The Trooping the Colour booing is tearing across social media and depending on who you ask, a clip from Saturday either captured a royal humiliation or a wildly misleading edit.
The video, which has racked up more than nine million views, shows Kate Middleton riding in a carriage with her three children, Prince George, Princess Charlotte, and Prince Louis, as boos can be heard somewhere in the crowd. The post pushing it claimed the Princess of Wales looked “angry,” the kids looked “uncomfortable and confused,” and that the family was being booed “if looks could kill.”
But the version going viral leaves out almost everything that matters about what actually happened in London yesterday.
What The Trooping The Colour Booing Was Actually About
The boos were real, but they didn’t come from a turning crowd. According to several UK outlets, including The Express and The Standard, a small group of anti-monarchy protesters booed during parts of the procession, and the loudest reporting centered on King Charles and Queen Camilla, not Kate and her children.
The protest also wasn’t about the Wales family. Many demonstrators, organized in part by the anti-monarchy group Republic, were focused on Prince Andrew and the Epstein scandal, carrying signs referencing Andrew and placards demanding answers about what the palace knew. “Not My King” signs were spotted throughout. In other words, this was a pointed political demonstration aimed at the institution, one that happened to be audible as the carriages rolled past.
The Part The Viral Clip Skips
Plenty of people who watched the full broadcast pushed back hard on the “booed family” framing.

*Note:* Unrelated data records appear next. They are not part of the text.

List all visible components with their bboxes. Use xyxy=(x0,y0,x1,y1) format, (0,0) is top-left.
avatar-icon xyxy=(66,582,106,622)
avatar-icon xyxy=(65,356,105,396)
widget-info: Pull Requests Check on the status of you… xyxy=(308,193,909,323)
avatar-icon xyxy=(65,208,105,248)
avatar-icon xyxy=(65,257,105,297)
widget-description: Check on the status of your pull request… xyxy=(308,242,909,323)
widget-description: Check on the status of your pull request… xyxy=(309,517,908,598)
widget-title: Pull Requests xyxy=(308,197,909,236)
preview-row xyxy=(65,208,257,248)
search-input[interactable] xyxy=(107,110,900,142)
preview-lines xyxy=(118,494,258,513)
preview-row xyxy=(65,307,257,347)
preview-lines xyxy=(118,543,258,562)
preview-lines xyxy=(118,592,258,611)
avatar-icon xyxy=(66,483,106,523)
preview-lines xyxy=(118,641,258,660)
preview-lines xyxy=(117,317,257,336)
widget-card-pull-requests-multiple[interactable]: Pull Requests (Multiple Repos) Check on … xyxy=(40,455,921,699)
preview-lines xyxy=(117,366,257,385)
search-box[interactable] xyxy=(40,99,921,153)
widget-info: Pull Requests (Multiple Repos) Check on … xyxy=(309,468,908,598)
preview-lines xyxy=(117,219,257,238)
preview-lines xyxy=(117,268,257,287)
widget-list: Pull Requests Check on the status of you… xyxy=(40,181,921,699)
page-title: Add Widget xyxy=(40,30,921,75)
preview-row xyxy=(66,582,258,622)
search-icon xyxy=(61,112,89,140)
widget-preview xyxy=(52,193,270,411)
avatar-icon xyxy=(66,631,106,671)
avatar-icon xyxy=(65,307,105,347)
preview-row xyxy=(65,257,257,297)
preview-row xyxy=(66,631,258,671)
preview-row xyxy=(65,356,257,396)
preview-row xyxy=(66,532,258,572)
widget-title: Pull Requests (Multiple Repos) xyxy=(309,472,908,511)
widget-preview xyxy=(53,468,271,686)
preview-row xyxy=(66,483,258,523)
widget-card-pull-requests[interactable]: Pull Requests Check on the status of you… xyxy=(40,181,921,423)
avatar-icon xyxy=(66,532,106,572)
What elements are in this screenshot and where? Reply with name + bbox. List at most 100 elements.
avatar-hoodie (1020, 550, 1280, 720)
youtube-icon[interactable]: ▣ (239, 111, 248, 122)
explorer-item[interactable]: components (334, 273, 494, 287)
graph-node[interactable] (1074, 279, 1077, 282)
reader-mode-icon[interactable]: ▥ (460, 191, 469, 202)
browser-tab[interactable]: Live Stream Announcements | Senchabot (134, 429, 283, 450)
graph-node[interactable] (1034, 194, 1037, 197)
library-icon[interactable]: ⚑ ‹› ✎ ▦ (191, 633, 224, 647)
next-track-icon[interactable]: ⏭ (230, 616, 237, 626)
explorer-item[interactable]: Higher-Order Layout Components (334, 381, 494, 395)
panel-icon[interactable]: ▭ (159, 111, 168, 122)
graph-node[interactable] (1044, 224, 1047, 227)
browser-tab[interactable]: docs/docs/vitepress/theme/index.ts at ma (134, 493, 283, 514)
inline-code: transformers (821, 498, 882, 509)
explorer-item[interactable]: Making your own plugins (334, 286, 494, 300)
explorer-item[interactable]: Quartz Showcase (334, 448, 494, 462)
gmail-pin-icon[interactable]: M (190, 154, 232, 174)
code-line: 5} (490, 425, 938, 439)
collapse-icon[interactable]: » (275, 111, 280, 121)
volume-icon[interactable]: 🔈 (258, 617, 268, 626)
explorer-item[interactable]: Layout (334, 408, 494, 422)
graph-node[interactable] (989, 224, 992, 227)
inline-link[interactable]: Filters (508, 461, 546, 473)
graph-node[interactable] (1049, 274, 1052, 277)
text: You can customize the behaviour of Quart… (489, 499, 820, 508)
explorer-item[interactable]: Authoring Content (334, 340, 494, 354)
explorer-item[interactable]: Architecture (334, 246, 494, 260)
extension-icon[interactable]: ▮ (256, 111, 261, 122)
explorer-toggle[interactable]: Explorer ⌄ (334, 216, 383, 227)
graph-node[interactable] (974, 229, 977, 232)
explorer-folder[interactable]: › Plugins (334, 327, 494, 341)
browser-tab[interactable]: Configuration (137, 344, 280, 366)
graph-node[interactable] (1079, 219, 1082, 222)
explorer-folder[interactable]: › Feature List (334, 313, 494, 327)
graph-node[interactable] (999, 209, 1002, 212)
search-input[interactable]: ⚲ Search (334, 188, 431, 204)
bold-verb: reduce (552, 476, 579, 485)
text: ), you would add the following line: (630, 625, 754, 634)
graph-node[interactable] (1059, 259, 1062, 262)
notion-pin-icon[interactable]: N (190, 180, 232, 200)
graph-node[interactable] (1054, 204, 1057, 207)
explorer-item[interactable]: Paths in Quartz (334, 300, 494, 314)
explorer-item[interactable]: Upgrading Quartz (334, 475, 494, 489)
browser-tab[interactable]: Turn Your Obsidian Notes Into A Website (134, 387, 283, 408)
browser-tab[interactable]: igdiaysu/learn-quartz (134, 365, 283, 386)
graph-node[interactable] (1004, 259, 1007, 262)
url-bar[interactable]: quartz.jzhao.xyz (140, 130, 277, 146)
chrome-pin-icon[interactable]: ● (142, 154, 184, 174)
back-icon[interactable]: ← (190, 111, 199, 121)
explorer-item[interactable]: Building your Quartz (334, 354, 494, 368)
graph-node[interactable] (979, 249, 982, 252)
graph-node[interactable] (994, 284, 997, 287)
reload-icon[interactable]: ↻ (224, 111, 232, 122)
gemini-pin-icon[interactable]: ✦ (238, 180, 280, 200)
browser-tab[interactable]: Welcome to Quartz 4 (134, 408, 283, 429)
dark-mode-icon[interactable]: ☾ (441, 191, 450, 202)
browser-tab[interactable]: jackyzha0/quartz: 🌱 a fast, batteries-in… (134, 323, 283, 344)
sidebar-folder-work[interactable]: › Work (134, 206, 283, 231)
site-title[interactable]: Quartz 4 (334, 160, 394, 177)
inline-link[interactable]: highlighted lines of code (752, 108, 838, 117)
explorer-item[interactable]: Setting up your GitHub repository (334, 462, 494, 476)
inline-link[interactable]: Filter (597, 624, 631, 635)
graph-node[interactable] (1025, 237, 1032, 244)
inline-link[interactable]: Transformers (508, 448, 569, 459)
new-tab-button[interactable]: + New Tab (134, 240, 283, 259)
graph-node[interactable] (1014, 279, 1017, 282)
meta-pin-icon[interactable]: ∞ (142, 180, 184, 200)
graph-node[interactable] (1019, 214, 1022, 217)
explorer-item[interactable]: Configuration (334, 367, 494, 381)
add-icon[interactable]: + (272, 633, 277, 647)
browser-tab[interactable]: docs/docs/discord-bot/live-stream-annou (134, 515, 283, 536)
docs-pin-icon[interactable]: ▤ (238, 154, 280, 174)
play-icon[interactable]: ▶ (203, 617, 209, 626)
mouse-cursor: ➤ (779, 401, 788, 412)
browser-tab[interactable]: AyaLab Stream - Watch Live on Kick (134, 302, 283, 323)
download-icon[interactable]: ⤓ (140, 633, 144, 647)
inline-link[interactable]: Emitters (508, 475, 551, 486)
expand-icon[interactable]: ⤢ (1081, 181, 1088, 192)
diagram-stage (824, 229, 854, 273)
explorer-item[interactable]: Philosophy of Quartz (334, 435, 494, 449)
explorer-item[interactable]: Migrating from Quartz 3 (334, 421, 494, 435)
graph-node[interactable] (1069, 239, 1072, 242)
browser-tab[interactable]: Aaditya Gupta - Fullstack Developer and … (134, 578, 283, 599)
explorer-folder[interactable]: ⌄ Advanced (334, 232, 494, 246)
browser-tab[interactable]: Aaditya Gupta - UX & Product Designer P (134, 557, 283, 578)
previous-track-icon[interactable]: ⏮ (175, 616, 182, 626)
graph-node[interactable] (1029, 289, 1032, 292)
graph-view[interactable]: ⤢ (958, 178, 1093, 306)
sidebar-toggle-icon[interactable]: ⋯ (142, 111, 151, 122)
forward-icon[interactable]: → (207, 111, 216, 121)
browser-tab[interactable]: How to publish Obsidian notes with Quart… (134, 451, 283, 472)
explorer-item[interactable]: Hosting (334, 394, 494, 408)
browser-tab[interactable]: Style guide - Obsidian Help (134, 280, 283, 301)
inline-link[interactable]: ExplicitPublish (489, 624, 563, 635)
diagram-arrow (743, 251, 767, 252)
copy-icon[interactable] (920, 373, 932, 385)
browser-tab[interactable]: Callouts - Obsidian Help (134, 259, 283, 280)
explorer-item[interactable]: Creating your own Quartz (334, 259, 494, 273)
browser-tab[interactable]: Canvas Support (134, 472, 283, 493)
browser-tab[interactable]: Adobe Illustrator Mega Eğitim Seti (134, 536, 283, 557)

Royal supporters argued the boos came from a small minority and were drowned out by the broad cheers that filled the route, where thousands of fans turned out to wave the family on, the same crowd that warmly received Kate’s quiet tribute to Princess Diana the same day. Much of the chatter around the Trooping the Colour booing, they noted, came from accounts already critical of the royals. One widely shared response went further, claiming the circulating clip had been altered: “This didn’t happen.“
There’s also the uncomfortable fact at the center of it all that three children, who didn’t choose any of this, keep landing in the middle of a very public political fight. Whatever anyone thinks of the monarchy, reading “anger” into a parent’s face and “humiliation” into kids waving from a carriage is a stretch the footage can’t actually prove.
For now, what’s verifiable is narrow is that protesters booed, the demonstration was largely about Andrew, and the Trooping the Colour booing was spun into a viral story about a family being jeered. The rest is interpretation, and a lot of it is being disputed.